What is algorithmic justice and why is it important in medicine?

In recent years, there has been a marked increase in research on Artificial intelligence (AI) models for automated analysis of medical images, which promises faster and more accurate diagnoses in diseases ranging from breast cancer to multiple sclerosis. However, as their demands grew, they also began to appear. Warnings about possible bias in results of these models in certain subpopulations (by age, race, or gender, among others). In health, an AI-based system that does its job best in one group of people can lead to profound disparities when it comes to accessing appropriate diagnoses and treatments.

Thus, an emerging field in computer science began to gain strength: the field of the so-called Algorithmic justice in machine learning (or “machine learning”). In this context, a group of scientists from the Institute for Research in Signals, Systems and Artificial Intelligence – “Sin (1)” – and from the Artificial Intelligence Program of the Department of Health Informatics of the Italian Hospital of Buenos Aires ( DIS-HIBA), published in Nature Connections Comment in which they present the status of the situation on this topic and Warning of challenges to be solved, focusing on medical image analysis. In 2020, CINC (1), which is based on the Universidad Nacional del Litoral (UNL) and CONICET, had already published Pioneering work on gender bias Computer-aided diagnostic models can get them if they are ‘trained’ on unbalanced data.

The field of computational justice seeks to ensure that the performance of a given model is not unfairly biased based on demographic characteristics.“, Explained to CyTA-Leloir Maria Augustina Ricci LaraFrom DIS-HIBA. The bioengineer, who led the new study in the context of her PhD, added: “The dangers of these biases mainly lie in providing different standards of care to groups of individuals simply for the fact of belonging to a particular population. It could mean, for example, offering different rates of resource allocation or Referring to treatments”.

Maria Agustina Ricci Lara, Rodrigo Ichivesti and Enzo Ferrante warn of the biases that artificial intelligence systems applied to medical image analysis can acquire.

The debate on this area is growing to the point that the World Health Organization presented its report last year Ethics and Governance of Artificial Intelligence in Health. There he recognizes the benefits of artificial intelligence in research, diagnosis and disease detection, but warns of the challenges and dangers of “bias coded in algorithms”.

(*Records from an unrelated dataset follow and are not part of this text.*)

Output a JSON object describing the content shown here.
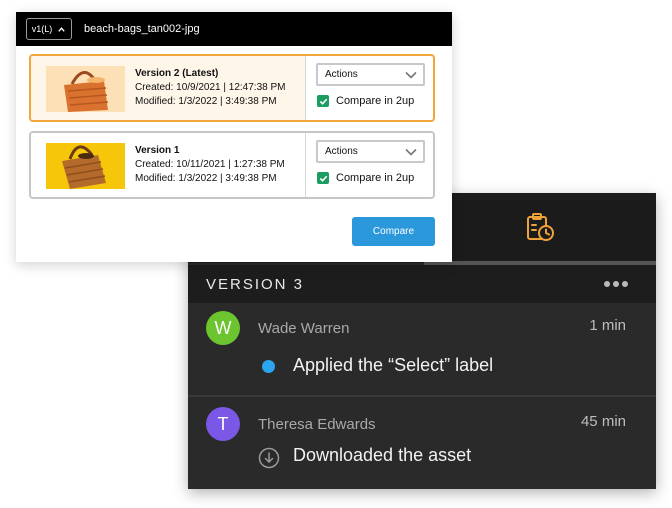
{
  "versions_panel": {
    "version_selector": "v1(L)",
    "filename": "beach-bags_tan002-jpg",
    "versions": [
      {
        "name": "Version 2 (Latest)",
        "created": "Created: 10/9/2021 | 12:47:38 PM",
        "modified": "Modified: 1/3/2022 | 3:49:38 PM",
        "actions_label": "Actions",
        "compare_label": "Compare in 2up",
        "compare_checked": true,
        "highlight_color": "#f2a53a"
      },
      {
        "name": "Version 1",
        "created": "Created: 10/11/2021 | 1:27:38 PM",
        "modified": "Modified: 1/3/2022 | 3:49:38 PM",
        "actions_label": "Actions",
        "compare_label": "Compare in 2up",
        "compare_checked": true
      }
    ],
    "compare_button": "Compare",
    "accent_color": "#2b98db",
    "checkbox_color": "#1b9c61"
  },
  "activity_panel": {
    "tab_icon": "version-history-icon",
    "tab_icon_color": "#f0a23a",
    "section_title": "VERSION 3",
    "items": [
      {
        "avatar_letter": "W",
        "avatar_color": "#6cc42e",
        "user": "Wade Warren",
        "time": "1 min",
        "icon": "status-dot-icon",
        "text": "Applied the “Select” label"
      },
      {
        "avatar_letter": "T",
        "avatar_color": "#7b57e6",
        "user": "Theresa Edwards",
        "time": "45 min",
        "icon": "download-icon",
        "text": "Downloaded the asset"
      }
    ]
  }
}
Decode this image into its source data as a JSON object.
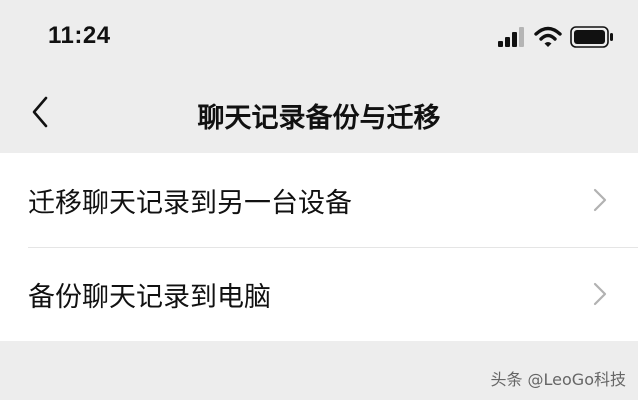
{
  "status_bar": {
    "time": "11:24",
    "icons": [
      "signal-icon",
      "wifi-icon",
      "battery-icon"
    ]
  },
  "nav": {
    "back_icon": "chevron-left-icon",
    "title": "聊天记录备份与迁移"
  },
  "list": {
    "items": [
      {
        "label": "迁移聊天记录到另一台设备",
        "icon": "chevron-right-icon"
      },
      {
        "label": "备份聊天记录到电脑",
        "icon": "chevron-right-icon"
      }
    ]
  },
  "watermark": "头条 @LeoGo科技",
  "colors": {
    "background": "#ededed",
    "list_background": "#ffffff",
    "text": "#111111",
    "chevron": "#b2b2b2"
  }
}
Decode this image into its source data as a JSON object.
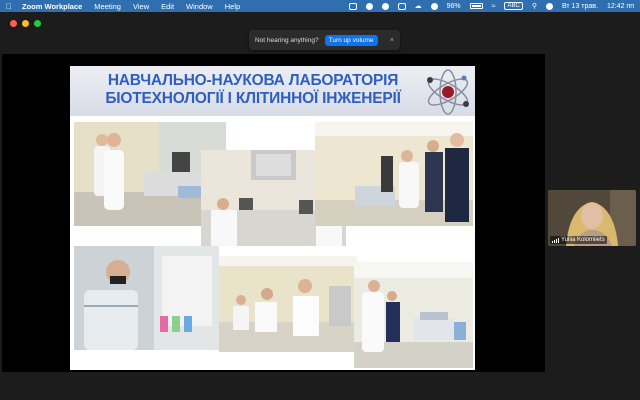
{
  "menubar": {
    "app_name": "Zoom Workplace",
    "menus": [
      "Meeting",
      "View",
      "Edit",
      "Window",
      "Help"
    ],
    "battery": "96%",
    "input_source": "ABC",
    "date": "Вт 13 трав.",
    "time": "12:42 пп"
  },
  "notification": {
    "text": "Not hearing anything?",
    "button": "Turn up volume",
    "close": "×"
  },
  "slide": {
    "title_line1": "НАВЧАЛЬНО-НАУКОВА ЛАБОРАТОРІЯ",
    "title_line2": "БІОТЕХНОЛОГІЇ І КЛІТИННОЇ ІНЖЕНЕРІЇ"
  },
  "participant": {
    "name": "Yuliia Kolomiiets"
  },
  "colors": {
    "menubar": "#2f6fb0",
    "title_blue": "#2f5fbf",
    "zoom_blue": "#0e72ed"
  }
}
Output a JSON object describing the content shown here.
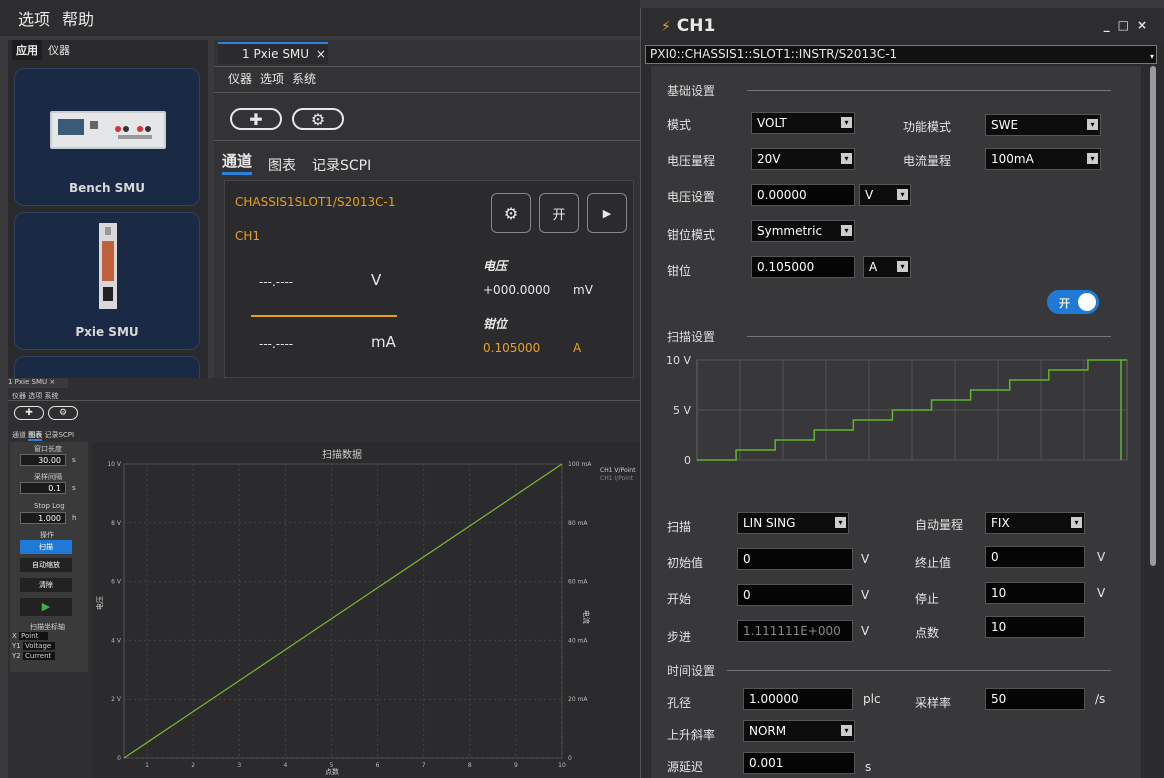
{
  "menubar": {
    "items": [
      "选项",
      "帮助"
    ]
  },
  "left_panel": {
    "tabs": [
      "应用",
      "仪器"
    ],
    "cards": [
      "Bench SMU",
      "Pxie SMU"
    ]
  },
  "center": {
    "doc_tab": "1 Pxie SMU",
    "doc_tab_close": "×",
    "submenu": [
      "仪器",
      "选项",
      "系统"
    ],
    "tabs": [
      "通道",
      "图表",
      "记录SCPI"
    ],
    "channel": {
      "resource": "CHASSIS1SLOT1/S2013C-1",
      "name": "CH1",
      "on_label": "开",
      "left_v_reading": "---.----",
      "left_v_unit": "V",
      "left_a_reading": "---.----",
      "left_a_unit": "mA",
      "voltage_label": "电压",
      "voltage_value": "+000.0000",
      "voltage_unit": "mV",
      "clamp_label": "钳位",
      "clamp_value": "0.105000",
      "clamp_unit": "A"
    }
  },
  "mini": {
    "tab": "1 Pxie SMU ×",
    "submenu": [
      "仪器",
      "选项",
      "系统"
    ],
    "tabs": [
      "通道",
      "图表",
      "记录SCPI"
    ],
    "window_length_label": "窗口长度",
    "window_length": "30.00",
    "window_length_unit": "s",
    "sample_interval_label": "采样间隔",
    "sample_interval": "0.1",
    "sample_interval_unit": "s",
    "stop_log_label": "Stop Log",
    "stop_log": "1.000",
    "stop_log_unit": "h",
    "ops_label": "操作",
    "buttons": [
      "扫描",
      "自动缩放",
      "清除"
    ],
    "axis_setting_label": "扫描坐标轴",
    "axes": [
      {
        "axis": "X",
        "value": "Point"
      },
      {
        "axis": "Y1",
        "value": "Voltage"
      },
      {
        "axis": "Y2",
        "value": "Current"
      }
    ],
    "chart_title": "扫描数据",
    "legend": [
      "CH1 V/Point",
      "CH1 I/Point"
    ],
    "xlabel": "点数",
    "ylabel_left": "电压",
    "ylabel_right": "电流",
    "chart_data": {
      "type": "line",
      "title": "扫描数据",
      "xlabel": "点数",
      "x_ticks": [
        1,
        2,
        3,
        4,
        5,
        6,
        7,
        8,
        9,
        10
      ],
      "y1_ticks": [
        "0",
        "2 V",
        "4 V",
        "6 V",
        "8 V",
        "10 V"
      ],
      "y2_ticks": [
        "0",
        "20 mA",
        "40 mA",
        "60 mA",
        "80 mA",
        "100 mA"
      ],
      "xlim": [
        0.5,
        10
      ],
      "ylim": [
        0,
        10
      ],
      "series": [
        {
          "name": "CH1 V/Point",
          "x": [
            0.5,
            10
          ],
          "y": [
            0,
            10
          ],
          "color": "#7ab834"
        }
      ]
    }
  },
  "ch1": {
    "title": "CH1",
    "controls": [
      "_",
      "□",
      "×"
    ],
    "address": "PXI0::CHASSIS1::SLOT1::INSTR/S2013C-1",
    "basic_settings": "基础设置",
    "mode_label": "模式",
    "mode": "VOLT",
    "function_label": "功能模式",
    "function": "SWE",
    "vrange_label": "电压量程",
    "vrange": "20V",
    "irange_label": "电流量程",
    "irange": "100mA",
    "vset_label": "电压设置",
    "vset": "0.00000",
    "vset_unit": "V",
    "clamp_mode_label": "钳位模式",
    "clamp_mode": "Symmetric",
    "clamp_label": "钳位",
    "clamp": "0.105000",
    "clamp_unit": "A",
    "toggle_label": "开",
    "sweep_settings": "扫描设置",
    "sweep_chart": {
      "type": "line",
      "y_ticks": [
        "0",
        "5 V",
        "10 V"
      ],
      "ylim": [
        0,
        10
      ],
      "steps": [
        0,
        1,
        2,
        3,
        4,
        5,
        6,
        7,
        8,
        9,
        10
      ],
      "color": "#5fb62a"
    },
    "sweep_label": "扫描",
    "sweep": "LIN SING",
    "autorange_label": "自动量程",
    "autorange": "FIX",
    "initial_label": "初始值",
    "initial": "0",
    "initial_unit": "V",
    "final_label": "终止值",
    "final": "0",
    "final_unit": "V",
    "start_label": "开始",
    "start": "0",
    "start_unit": "V",
    "stop_label": "停止",
    "stop": "10",
    "stop_unit": "V",
    "step_label": "步进",
    "step": "1.111111E+000",
    "step_unit": "V",
    "points_label": "点数",
    "points": "10",
    "time_settings": "时间设置",
    "aperture_label": "孔径",
    "aperture": "1.00000",
    "aperture_unit": "plc",
    "sample_rate_label": "采样率",
    "sample_rate": "50",
    "sample_rate_unit": "/s",
    "slew_label": "上升斜率",
    "slew": "NORM",
    "delay_label": "源延迟",
    "delay": "0.001",
    "delay_unit": "s"
  }
}
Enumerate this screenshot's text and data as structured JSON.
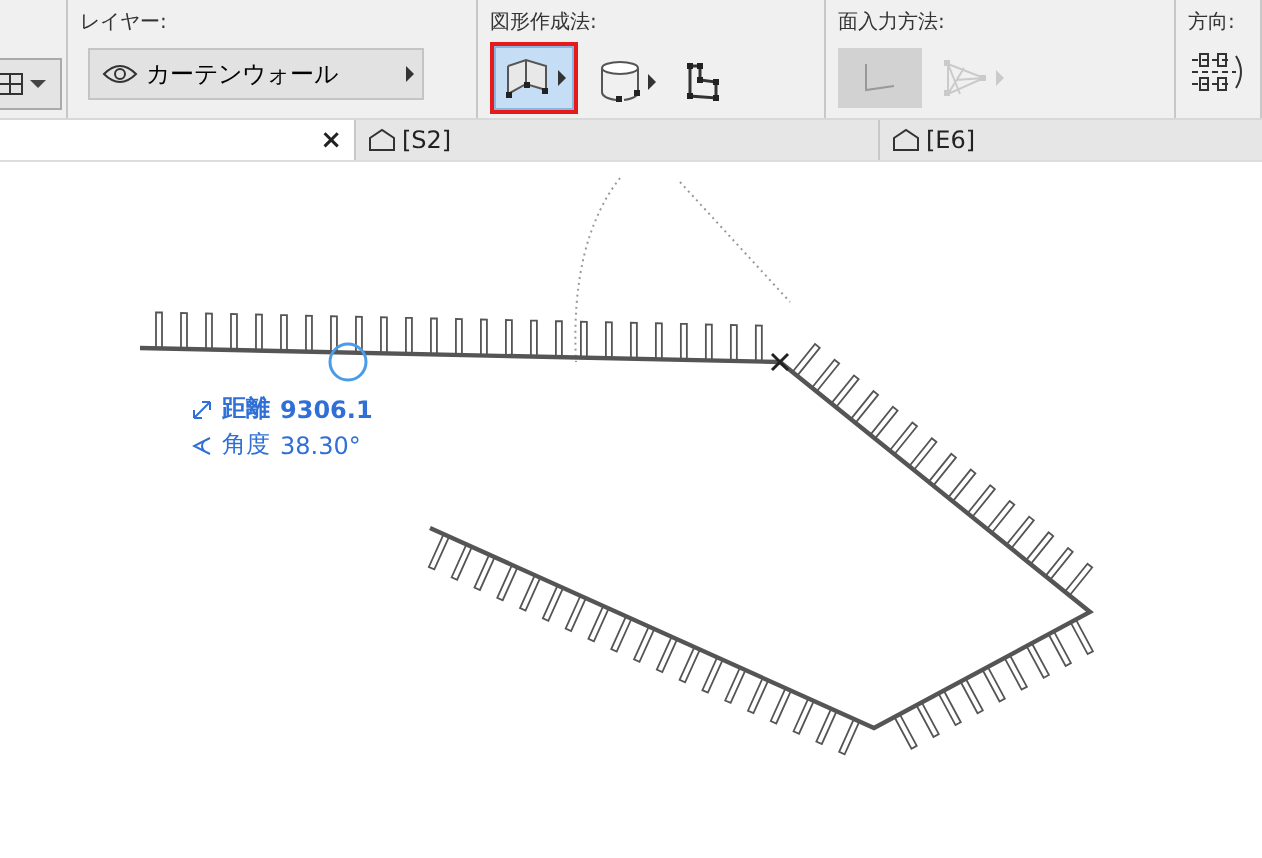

Richie Lara is doing her PhD at the National University of Technology (UTN), where she is developing new fair and adaptive machine learning methods for processing medical images, together with artificial intelligence specialists Rodrigo Echvist and Enzo Ferrante, both researchers at CONICET in the US. Honest (i) and those who directed her in her thesis.

“We were able to verify that many of the cases in which assessed biases are consistent with disease detection in specialties such as radiology, dermatology, ophthalmology, and cardiology. We evaluated each of the databases used in these studies and found that most of them come from high-income countries. , which means that the algorithms are trained on groups with very different sociodemographic characteristics and epidemiological situations than those in Latin America, Africa, and other countries of Asia,” emphasized Richie Lara.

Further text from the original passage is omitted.